ImportError: cannot import name wraps - python

I'm using python 2.7.6 on Ubuntu 14.04.2 LTS. I'm using mock to mock some unittests and noticing when I import mock it fails importing wraps.
Not sure if there's a different version of mock or six I should be using for it's import to work? Couldn't find any relevant answers and I'm not using virtual environments.
mock module says it's compatible with python 2.7.x: https://pypi.python.org/pypi/mock
mock==1.1.3
six==1.9.0
Python 2.7.6 (default, Mar 22 2014, 22:59:56)
[GCC 4.8.2] on linux2
Type "help", "copyright", "credits" or "license" for more information.
>>> from mock import Mock
Traceback (most recent call last):
File "<stdin>", line 1, in <module>
File "/usr/local/lib/python2.7/dist-packages/mock/__init__.py", line 2, in <module>
import mock.mock as _mock
File "/usr/local/lib/python2.7/dist-packages/mock/mock.py", line 68, in <module>
from six import wraps
ImportError: cannot import name wraps
also tried with sudo with no luck.
$ sudo python -c 'from six import wraps'
Traceback (most recent call last):
File "<string>", line 1, in <module>
ImportError: cannot import name wraps

Installed mock==1.0.1 and that worked for some reason. (shrugs)
edit: The real fix for me was to updated setuptools to the latest and it allowed me to upgrade mock and six to the latest. I was on setuptools 3.3. In my case I also had to remove said modules by hand because they were owned by OS in '/usr/local/lib/python2.7/dist-packages/'
check versions of everything
pip freeze | grep -e six -e mock
easy_install --version
Update everything
wget https://bootstrap.pypa.io/ez_setup.py -O - | sudo python
pip install mock --upgrade
pip install six --upgrade
Thanks #lifeless

I encountered the same issue on my mac, which I was able to fix by realizing that my python's sys.path contained both
/System/Library/Frameworks/Python.framework/Versions/2.7/Extras/lib/python/
and
/Library/Python/2.7/site-packages/
with the former earlier than the latter.
You can test if this is happening to you by running the following in the python console.
import six
six.__version__
my python was loading an outdated six.py from the former directory (which didn't have wrapper), even though pip had installed a newer version six in the second directory. (It seems mac's framework comes with a version of six by default.)
I was able to fix it by moving six.py and six.pyc out of the first directory (requires sudo access), so that python would find the newer version of six in the second directory.
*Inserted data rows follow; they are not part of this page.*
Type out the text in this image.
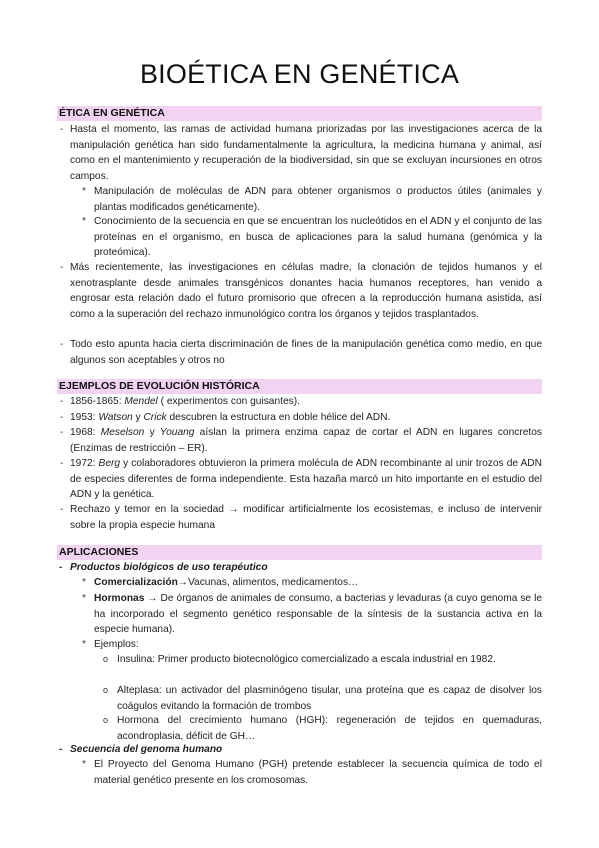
BIOÉTICA EN GENÉTICA
ÉTICA EN GENÉTICA
- Hasta el momento, las ramas de actividad humana priorizadas por las investigaciones acerca de la manipulación genética han sido fundamentalmente la agricultura, la medicina humana y animal, así como en el mantenimiento y recuperación de la biodiversidad, sin que se excluyan incursiones en otros campos.
* Manipulación de moléculas de ADN para obtener organismos o productos útiles (animales y plantas modificados genéticamente).
* Conocimiento de la secuencia en que se encuentran los nucleótidos en el ADN y el conjunto de las proteínas en el organismo, en busca de aplicaciones para la salud humana (genómica y la proteómica).
- Más recientemente, las investigaciones en células madre, la clonación de tejidos humanos y el xenotrasplante desde animales transgénicos donantes hacia humanos receptores, han venido a engrosar esta relación dado el futuro promisorio que ofrecen a la reproducción humana asistida, así como a la superación del rechazo inmunológico contra los órganos y tejidos trasplantados.
- Todo esto apunta hacia cierta discriminación de fines de la manipulación genética como medio, en que algunos son aceptables y otros no
EJEMPLOS DE EVOLUCIÓN HISTÓRICA
- 1856-1865: Mendel ( experimentos con guisantes).
- 1953: Watson y Crick descubren la estructura en doble hélice del ADN.
- 1968: Meselson y Youang aíslan la primera enzima capaz de cortar el ADN en lugares concretos (Enzimas de restricción – ER).
- 1972: Berg y colaboradores obtuvieron la primera molécula de ADN recombinante al unir trozos de ADN de especies diferentes de forma independiente. Esta hazaña marcó un hito importante en el estudio del ADN y la genética.
- Rechazo y temor en la sociedad → modificar artificialmente los ecosistemas, e incluso de intervenir sobre la propia especie humana
APLICACIONES
- Productos biológicos de uso terapéutico
* Comercialización→Vacunas, alimentos, medicamentos…
* Hormonas → De órganos de animales de consumo, a bacterias y levaduras (a cuyo genoma se le ha incorporado el segmento genético responsable de la síntesis de la sustancia activa en la especie humana).
* Ejemplos:
o Insulina: Primer producto biotecnológico comercializado a escala industrial en 1982.
o Alteplasa: un activador del plasminógeno tisular, una proteína que es capaz de disolver los coágulos evitando la formación de trombos
o Hormona del crecimiento humano (HGH): regeneración de tejidos en quemaduras, acondroplasia, déficit de GH…
- Secuencia del genoma humano
* El Proyecto del Genoma Humano (PGH) pretende establecer la secuencia química de todo el material genético presente en los cromosomas.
I'm sure you could also change the ordering of the paths in sys.path.
To find the older version of six that need to be deleted run this from the terminal console
find /System/Library/Frameworks/Python.framework/Versions -name six.py*

so mock 1.1.1 and above defines a versioned requirement on six 1.7 or above:
https://github.com/testing-cabal/mock/blob/master/requirements.txt#L6
This gets reflected into setuptools metadata by pbr, which there is a versioned setup_requires dependency on:
https://github.com/testing-cabal/mock/blob/master/setup.py#L17
So there are a couple of possibilities:
1) six 1.7 is not new enough
2) there's a distro six package claiming to be 1.9.0 that doesn't have wraps for some reason
3) the setuptools in use didn't integrate properly with pbr and deps are missing
4) the wheel metadata isn't being interrogated properly by your pip/setuptools combination.
We do have a hard requirement for setuptools 17.1, and that was only explicitly reported by setup.py more recently. I'd love it if you can figure which of these is the case and update https://github.com/testing-cabal/mock/issues/298 so that we can fix whatever interaction is leading to this silent failure of setup.py / wheels.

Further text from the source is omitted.